Reflections On Food, And Faith, At Greek Fest
This time of year is full of food fests, including a preponderance of Greek fests.
Food is, of course, a central part of Greek culture, and as we found at a festival in Laconia, that means a look at the food can reveal something deeper.
If the music on Laconia’s Main Street doesn’t clue you into the festival outside Taxiarchai Orthodox Church, walk under the big white tent on the lawn and see Susan Harris, who's serving an array of Greek favorites, from lamb and barbecued chicken to spanakopita and pastichio. "It's like mac and cheese, only better," she says, "and with hamburger."
The connection between church and plate is strong in Greek culture, and especially so at Taxiarchai – back in 1936, the church’s first services were held in a space above a Main Street café. The recipes the Greek Fest cooks are using, Susan Harris says, have been cooked at Sunday dinners following the family trip to church. They’ve been handed down from generation to generation, – and she’d know, seeing how she and her cohort Mary Garci have been in the church, as they put it in near-unison, "since birth."
Garci says the next generation is here too, including her two daughters. "One of them lives in Florida, the other one lives in Gilford," she explains. "The day of the festival, they’re here to help to do whatever they can. The oldest one arranges her vacation with this weekend. So I guess it’s something we instill in our family. And it becomes an expectation that the next generation is going to continue it. It’s a tradition.
“Right now," she adds, we’re crossing our fingers and hoping that it is because life is very different than when we were kids.”
"I don’t have the horsepower"
The future is a question that's on a lot of minds here. While longtime members are on hand as always – and, by the way, Mary Garci’s daughter isn’t the only one who’s flown in from out of state to help out – what is the future of this festival – and of the church that puts it together?
The man who's in charge of organizing it says putting Greek Fest together each year is getting harder and harder.
"A lot of folks ask ‘why isn’t this two days like all the other festivals?'" Christopher Tsakiris, parish president, says. The answer? "I don’t have the horsepower. Seven to ten people put this on. It’s tough.”

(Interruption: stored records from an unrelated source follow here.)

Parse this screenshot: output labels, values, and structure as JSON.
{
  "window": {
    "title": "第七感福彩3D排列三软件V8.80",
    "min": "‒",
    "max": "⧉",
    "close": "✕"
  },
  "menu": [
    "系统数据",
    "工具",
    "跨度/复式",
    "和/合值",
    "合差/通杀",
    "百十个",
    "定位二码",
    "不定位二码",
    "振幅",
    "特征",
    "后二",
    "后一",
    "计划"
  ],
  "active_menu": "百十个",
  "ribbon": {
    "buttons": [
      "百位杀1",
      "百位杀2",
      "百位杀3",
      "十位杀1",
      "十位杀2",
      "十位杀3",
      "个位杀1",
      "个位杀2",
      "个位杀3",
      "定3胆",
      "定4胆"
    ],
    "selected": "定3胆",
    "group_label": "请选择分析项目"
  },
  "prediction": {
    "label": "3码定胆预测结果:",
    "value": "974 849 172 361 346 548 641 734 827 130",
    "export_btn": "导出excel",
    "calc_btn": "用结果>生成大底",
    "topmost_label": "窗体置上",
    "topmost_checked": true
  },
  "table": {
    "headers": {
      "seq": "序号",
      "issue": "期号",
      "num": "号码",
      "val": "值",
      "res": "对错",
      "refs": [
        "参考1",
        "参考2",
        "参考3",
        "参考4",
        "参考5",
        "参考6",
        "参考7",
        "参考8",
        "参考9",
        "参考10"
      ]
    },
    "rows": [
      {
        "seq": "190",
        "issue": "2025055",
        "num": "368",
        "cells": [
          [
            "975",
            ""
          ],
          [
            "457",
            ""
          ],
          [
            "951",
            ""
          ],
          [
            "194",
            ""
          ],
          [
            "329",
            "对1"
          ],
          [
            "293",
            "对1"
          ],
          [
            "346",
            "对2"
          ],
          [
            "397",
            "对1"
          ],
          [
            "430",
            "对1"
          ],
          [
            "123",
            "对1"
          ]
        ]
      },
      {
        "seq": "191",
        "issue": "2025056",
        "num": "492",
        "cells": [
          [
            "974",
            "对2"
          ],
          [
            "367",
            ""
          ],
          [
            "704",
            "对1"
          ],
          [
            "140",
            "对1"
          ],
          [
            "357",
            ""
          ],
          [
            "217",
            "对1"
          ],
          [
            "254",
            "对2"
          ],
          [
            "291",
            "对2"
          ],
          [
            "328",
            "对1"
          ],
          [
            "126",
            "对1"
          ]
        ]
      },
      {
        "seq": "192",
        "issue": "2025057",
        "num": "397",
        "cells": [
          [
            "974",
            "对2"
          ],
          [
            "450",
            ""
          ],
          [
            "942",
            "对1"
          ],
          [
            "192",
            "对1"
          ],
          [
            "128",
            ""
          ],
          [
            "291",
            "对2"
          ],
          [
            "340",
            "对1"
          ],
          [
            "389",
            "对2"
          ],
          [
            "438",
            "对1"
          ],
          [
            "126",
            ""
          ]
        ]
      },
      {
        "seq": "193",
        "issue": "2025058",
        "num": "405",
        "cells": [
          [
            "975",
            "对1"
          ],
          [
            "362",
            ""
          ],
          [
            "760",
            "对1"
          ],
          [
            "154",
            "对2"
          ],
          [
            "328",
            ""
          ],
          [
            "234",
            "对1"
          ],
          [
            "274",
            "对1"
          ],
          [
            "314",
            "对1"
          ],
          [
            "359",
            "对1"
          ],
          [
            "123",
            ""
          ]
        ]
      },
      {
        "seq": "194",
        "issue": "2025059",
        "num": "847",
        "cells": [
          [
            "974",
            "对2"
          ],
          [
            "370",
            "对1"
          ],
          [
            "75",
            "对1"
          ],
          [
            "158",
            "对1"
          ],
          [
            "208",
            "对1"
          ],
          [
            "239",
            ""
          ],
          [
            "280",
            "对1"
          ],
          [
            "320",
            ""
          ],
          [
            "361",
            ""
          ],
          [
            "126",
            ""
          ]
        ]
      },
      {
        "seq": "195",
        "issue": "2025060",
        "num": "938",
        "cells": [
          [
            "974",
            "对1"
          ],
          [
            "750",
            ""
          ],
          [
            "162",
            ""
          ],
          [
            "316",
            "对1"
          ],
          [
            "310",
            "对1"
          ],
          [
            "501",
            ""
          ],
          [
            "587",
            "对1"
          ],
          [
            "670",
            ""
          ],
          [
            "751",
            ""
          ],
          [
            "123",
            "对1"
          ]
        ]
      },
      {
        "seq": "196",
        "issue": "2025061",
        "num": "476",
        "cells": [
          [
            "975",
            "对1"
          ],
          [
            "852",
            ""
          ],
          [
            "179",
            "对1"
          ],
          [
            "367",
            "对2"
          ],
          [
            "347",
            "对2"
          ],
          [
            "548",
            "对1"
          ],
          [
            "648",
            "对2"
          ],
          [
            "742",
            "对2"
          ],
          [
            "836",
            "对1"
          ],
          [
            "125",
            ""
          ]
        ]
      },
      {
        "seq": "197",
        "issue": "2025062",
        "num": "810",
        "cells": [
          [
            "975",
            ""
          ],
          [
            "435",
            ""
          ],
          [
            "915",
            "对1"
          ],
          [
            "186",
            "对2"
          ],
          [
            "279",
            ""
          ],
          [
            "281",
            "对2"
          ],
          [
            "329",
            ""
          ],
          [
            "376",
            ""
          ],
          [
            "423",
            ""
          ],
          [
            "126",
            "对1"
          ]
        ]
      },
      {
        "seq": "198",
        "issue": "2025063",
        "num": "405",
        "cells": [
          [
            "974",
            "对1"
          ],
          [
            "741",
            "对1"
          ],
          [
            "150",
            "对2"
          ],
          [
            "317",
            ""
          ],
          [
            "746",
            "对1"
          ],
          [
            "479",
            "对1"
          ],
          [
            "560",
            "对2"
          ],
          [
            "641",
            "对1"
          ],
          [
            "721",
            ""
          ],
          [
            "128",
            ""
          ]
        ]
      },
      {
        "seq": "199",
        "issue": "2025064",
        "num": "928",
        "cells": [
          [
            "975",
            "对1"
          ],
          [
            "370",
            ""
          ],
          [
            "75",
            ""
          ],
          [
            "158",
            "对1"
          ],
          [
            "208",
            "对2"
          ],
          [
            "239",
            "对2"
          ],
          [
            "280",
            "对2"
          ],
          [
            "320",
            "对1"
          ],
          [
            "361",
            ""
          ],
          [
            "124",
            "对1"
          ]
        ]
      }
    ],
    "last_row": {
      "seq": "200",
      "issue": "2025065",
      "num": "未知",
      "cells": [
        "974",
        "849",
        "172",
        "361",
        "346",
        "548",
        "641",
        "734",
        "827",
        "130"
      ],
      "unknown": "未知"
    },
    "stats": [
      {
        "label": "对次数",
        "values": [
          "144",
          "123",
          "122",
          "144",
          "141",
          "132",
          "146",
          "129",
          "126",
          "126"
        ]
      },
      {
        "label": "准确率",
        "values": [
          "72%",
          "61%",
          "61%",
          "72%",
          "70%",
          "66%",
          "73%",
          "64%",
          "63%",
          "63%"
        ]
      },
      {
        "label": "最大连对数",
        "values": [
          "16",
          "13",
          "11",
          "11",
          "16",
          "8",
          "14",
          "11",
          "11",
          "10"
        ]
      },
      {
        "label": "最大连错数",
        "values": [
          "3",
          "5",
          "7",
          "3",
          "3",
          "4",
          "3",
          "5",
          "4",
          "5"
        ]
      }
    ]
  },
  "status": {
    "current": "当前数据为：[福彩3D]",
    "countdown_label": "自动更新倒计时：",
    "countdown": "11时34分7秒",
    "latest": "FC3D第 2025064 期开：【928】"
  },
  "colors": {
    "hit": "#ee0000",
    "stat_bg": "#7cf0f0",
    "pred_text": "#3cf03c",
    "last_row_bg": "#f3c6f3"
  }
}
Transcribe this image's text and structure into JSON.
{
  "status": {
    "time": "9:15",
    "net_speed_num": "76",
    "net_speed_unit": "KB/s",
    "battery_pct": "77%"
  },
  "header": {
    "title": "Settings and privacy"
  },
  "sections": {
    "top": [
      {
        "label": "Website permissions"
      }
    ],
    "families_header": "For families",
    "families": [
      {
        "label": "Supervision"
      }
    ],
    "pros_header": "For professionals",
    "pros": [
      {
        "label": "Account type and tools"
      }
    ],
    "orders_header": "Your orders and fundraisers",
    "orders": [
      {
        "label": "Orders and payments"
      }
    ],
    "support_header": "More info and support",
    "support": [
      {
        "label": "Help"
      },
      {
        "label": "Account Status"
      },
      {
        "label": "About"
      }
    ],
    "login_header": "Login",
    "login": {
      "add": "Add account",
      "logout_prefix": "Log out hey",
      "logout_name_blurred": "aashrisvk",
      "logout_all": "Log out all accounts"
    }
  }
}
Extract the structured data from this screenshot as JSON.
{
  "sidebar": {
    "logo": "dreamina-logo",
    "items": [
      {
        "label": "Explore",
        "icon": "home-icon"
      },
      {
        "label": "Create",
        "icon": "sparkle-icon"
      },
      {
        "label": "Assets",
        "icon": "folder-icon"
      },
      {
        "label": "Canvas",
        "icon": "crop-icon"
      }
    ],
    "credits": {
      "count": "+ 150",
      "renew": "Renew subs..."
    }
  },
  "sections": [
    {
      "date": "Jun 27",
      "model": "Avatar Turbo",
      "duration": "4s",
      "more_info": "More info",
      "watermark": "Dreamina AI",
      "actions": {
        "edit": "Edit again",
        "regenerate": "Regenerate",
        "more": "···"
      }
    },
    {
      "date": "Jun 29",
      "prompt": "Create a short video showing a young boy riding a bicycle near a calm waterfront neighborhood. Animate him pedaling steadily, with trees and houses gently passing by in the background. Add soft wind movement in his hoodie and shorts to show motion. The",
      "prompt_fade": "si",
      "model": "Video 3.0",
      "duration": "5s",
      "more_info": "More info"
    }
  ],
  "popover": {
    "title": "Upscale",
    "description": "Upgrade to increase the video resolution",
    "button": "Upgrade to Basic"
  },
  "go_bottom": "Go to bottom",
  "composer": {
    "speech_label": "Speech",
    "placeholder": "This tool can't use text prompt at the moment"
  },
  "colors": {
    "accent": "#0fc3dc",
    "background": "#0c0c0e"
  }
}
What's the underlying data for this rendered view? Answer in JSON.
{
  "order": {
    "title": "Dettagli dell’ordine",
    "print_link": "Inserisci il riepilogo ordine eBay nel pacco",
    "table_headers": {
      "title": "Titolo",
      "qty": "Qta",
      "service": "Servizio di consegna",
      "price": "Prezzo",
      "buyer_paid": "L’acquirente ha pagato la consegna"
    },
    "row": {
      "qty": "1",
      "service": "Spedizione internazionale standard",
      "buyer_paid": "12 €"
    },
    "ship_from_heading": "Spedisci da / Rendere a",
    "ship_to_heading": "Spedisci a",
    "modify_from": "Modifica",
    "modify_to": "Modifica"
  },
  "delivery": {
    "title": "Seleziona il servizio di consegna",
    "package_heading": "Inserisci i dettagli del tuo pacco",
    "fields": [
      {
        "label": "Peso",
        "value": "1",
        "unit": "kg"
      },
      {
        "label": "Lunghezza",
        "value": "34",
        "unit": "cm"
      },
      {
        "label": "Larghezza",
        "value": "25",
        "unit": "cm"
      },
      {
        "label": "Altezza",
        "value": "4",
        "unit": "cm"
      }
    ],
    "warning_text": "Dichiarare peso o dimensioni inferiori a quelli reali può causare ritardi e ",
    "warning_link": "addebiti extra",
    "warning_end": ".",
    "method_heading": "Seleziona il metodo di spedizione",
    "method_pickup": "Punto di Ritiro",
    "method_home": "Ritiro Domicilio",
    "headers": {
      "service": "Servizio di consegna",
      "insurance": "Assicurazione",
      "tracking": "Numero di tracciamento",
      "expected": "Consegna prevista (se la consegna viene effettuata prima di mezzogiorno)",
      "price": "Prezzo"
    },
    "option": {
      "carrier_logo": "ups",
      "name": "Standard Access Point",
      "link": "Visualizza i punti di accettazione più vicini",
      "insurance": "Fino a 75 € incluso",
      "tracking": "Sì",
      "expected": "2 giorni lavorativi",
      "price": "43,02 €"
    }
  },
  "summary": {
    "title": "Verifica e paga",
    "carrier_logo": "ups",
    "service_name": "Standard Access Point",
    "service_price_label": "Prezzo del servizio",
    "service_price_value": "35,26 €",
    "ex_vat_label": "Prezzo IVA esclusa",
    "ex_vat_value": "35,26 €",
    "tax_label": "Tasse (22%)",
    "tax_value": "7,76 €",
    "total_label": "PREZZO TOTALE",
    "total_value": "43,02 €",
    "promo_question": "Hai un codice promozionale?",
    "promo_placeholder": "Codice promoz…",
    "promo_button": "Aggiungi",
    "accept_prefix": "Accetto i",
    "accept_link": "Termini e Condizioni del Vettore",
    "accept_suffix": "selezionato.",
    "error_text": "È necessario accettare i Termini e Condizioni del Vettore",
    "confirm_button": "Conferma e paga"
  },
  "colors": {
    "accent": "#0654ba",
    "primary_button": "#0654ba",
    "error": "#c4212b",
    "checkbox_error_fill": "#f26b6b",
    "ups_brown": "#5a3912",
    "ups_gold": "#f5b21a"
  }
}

Tsakiris sits by the pastry table. He greets everyone he sees, most of them by name, but he's most interested in what he doesn’t see: a next generation, getting ready to take the reins of the church. That, he says, comes from two main factors.
“Laconia typically has a brain drain anyway, so most of my peers have moved out," Tsakiris explains. "For folks, [the church is] not important to them as it was. And just by nature of where we are, they have to leave to get a strong career.”
And that, researchers say, is a problem for Greek Orthodox churches like this one. Society is growing more secular and more mobile, and ethnic identity doesn’t always go hand in hand with religious faith like it used to. And Taxiarchai has always been small – Tsakiris says today it has about 40 parishioners, known as stewards. On a good Sunday, you’ll see about 18 or 20 of them, along with a priest who drives up from Brookline, Mass to conduct weekly services.
When I ask Tsakiris what the community can do to ensure there’s a Greek Orthodox church in Laconia in five, ten, fifteen years... he pauses.
“Brady, that’s why they call it faith. That's the only answer I have for you... But you press on. You just have to press on.”
And that’s what Tsakiris does. In the church basement there's a group of Greek Fest dishes to be washed, and somebody’s got to do it.